あなたがすることのほとんどは無意味であるが、それでもしなくてはならない。そうしたことをするのは、世界を変えるためではなく、世界によって自分が変えられないようにするためである。

 

というガンジーの言葉を、なんとなく、思い出した。

 

 

完璧な人間なんていない。“フェミニスト”に限らず、誰だって内なる差別意識を持っているだろう。自分が経験したことがない部分、経験する可能性が低い部分に対しては想像力が低下する。自分にあまり関係ない部分には、恐ろしいくらい鈍感になって、なんてことない顔で目の前の他人を切り刻んでしまう時がある。○○差別反対!と言う人が、また違う△△を見下したり、粗雑に扱ってしまうことは少なくはない。

ただ、「お前だって、△△のこと差別してるじゃん!(だから○○に対する発言権はない!口をつぐめ!)」と批判して、○○差別の存在をうまく消し去り、“サベツを語る人間の在り方論”にすりかえてしまう現象にはうんざりする。本当にやめたほうがいいと思う。この時、△△より、○○のほうが深刻な問題であることは多い。

「○○について語らせたくない」という裏には、自分の加害者性から目をそらしたいという弱さがあるのではないか。

 

 

 

「差別」が語られるとき、一時的な「不快感」にとどまらず、そこにはあまりに悲痛な、虐げられた歴史が存在している。それを学んでいるか、いないかでは、解釈や表現に大きな差が生じる。これがわかりやすい例である。

 

 

ああ。
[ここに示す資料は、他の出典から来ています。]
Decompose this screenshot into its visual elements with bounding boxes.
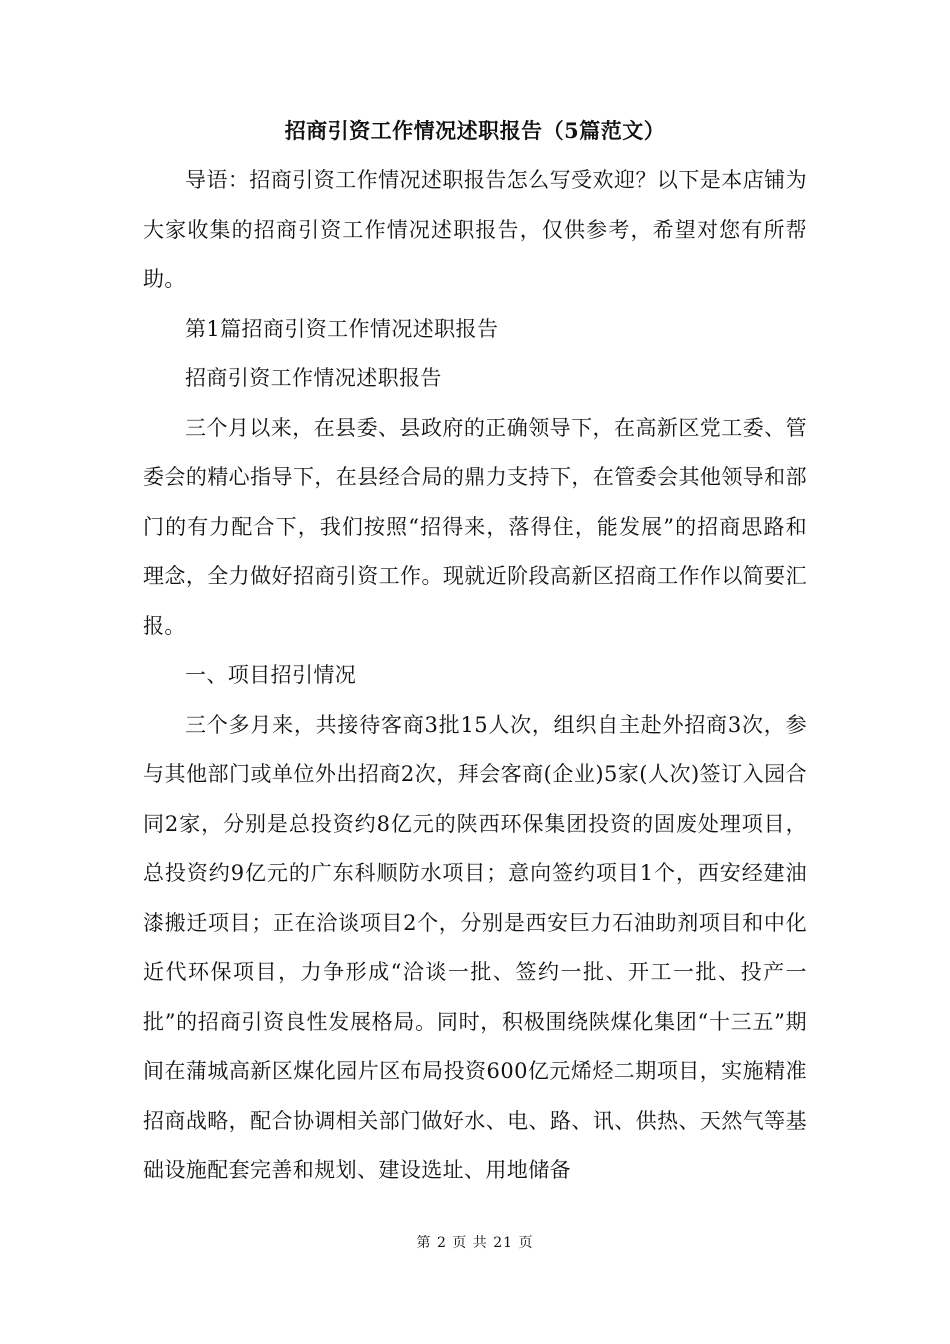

しかしなあ、「サベツ」という言葉に出会うと戸惑ってしまう。だってなんか怖いんだもの。「差別が」と繰り返せば、煙たがられてしまうし、歩み寄る前に、誤解や拒絶を生じさせる。それはこの言葉を使う人を、「全面的な被害者」役だと錯覚させるから、そうして、「加害行為者だって生身の人間であること」を忘れさせるから。そんな側面があるから、いつも注意して使わなければならない言葉なんだよなあ。

はあ、新年早々、乱文失礼しました。